Employees at Tuscaloosa‘s City Hall on August 30, 2020, were notified that “team members” should “wear a mask if they are in close contact with each other and/or the public.” In office settings a mask would not be required if six feet of social distancing was possible.
The Tuscaloosa City Council attempted to abide with the mask wearing requirement, although not all Council members routinely wore masks during Council meetings. Whether six feet of distancing was always maintained seemed to be a subjective matter.
In T-Town‘s bars, restaurants and other public areas, there had been no such mask wearing requirement. CBS/42‘s Tim Reid wrote that restaurants and bar owners were eagerly awaiting large football gameday crowds. On the streets and in bars near the university, where fans would be packed like sardines, no mask wearing or social distancing would be required.
A staff report in the Tuscaloosa News covered arrests that had occurred on The Strip on the Labor Day weekend before the September 11, 2021 Crimson Tide football season opener. Doubtlessly anticipating the huge influx of fans, the Tuscaloosa Police Department (TPD) had more aggressively patrolled the areas near the campus. The article reported that the “TPD said their beefed-up presence will continue on the Strip, an area with bars and restaurants near the University of Alabama campus.”
Molly Hennessy-Fiske and Jenny Jarvie wrote in the Los Angeles Times that “COVID-19 still complicates game day, nowhere more than in the South. COVID-19 vaccination rates have lagged and hospitalizations have surged, filling intensive care units in Alabama, Louisiana, Florida, Texas and other states that are home to powerhouse college football teams.” They reported that in “Alabama, where less than 39% of residents are fully vaccinated and many hospitals are overwhelmed” that tailgating had resumed. Unlike Oregon, Oregon State and Louisiana State universities, no proof of vaccination for football fans would be required.

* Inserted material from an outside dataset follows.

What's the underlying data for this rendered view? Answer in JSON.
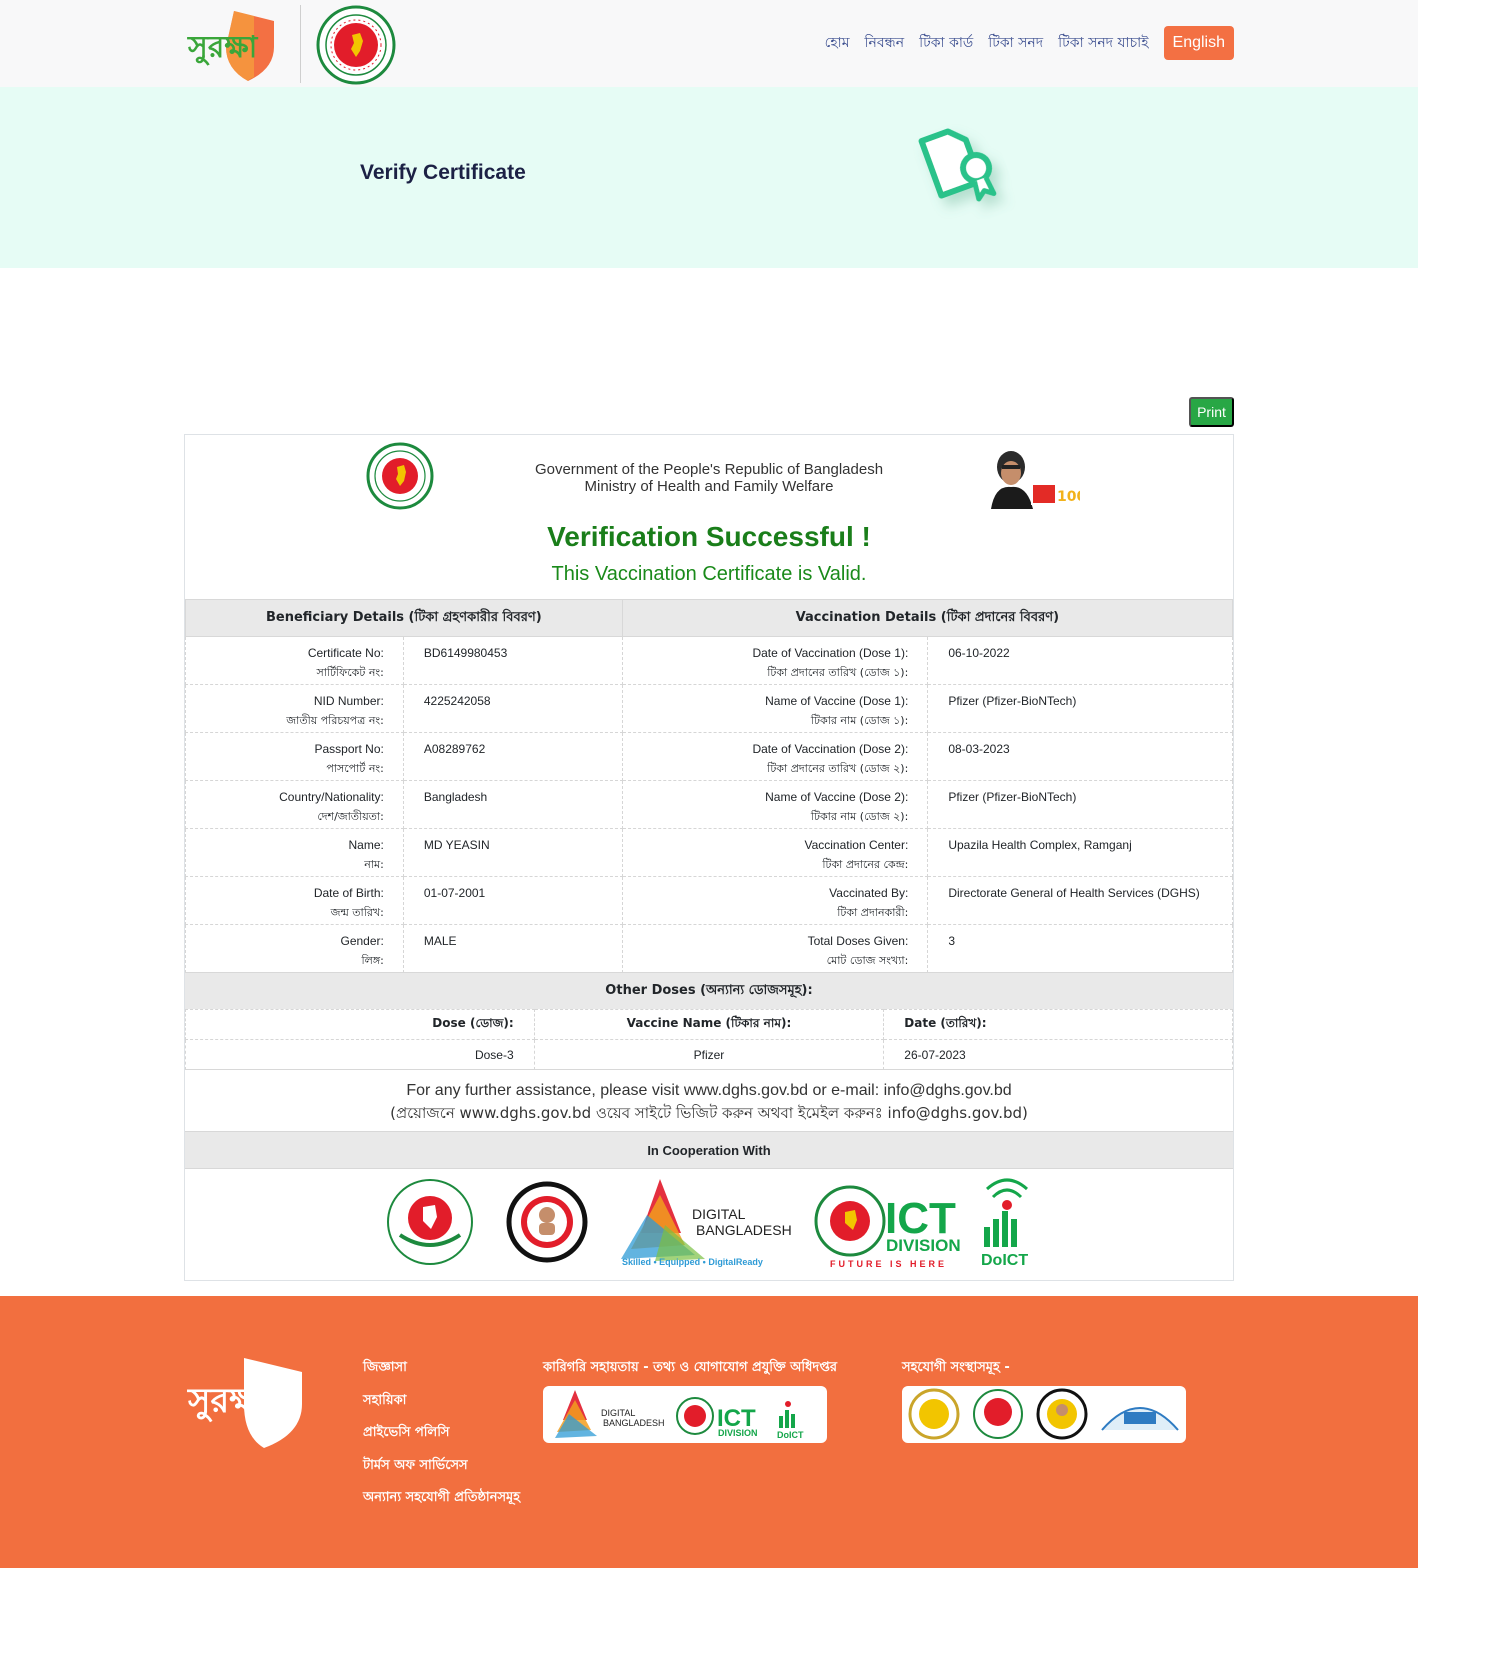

USAToday‘s Jorge L. Ortiz, John Bacon and Christal Hayes reported on September 7, 2021, that “on the same day the U.S. reached 650,000 COVID-19 deaths — the world’s highest reported total — the country also registered more cases in 2021 than the previous year.”
AL.com‘s Leada Gore reported that Dr. Anthony Fauci, Chief Medical Advisor to the President, had trepidations about packed football stadiums. He said, “I don’t think it’s smart. Outdoors is always better than indoors, but even when you have such a congregate setting of people close together, you should be vaccinated. And when you do have congregate settings, particularly indoors, you should be wearing a mask.”
To many residents of T-Town, the first Crimson Tide football weekend of 2021 was not just another gameday. Whether it would be a “superspreader” event or not was a question that lingered in their minds.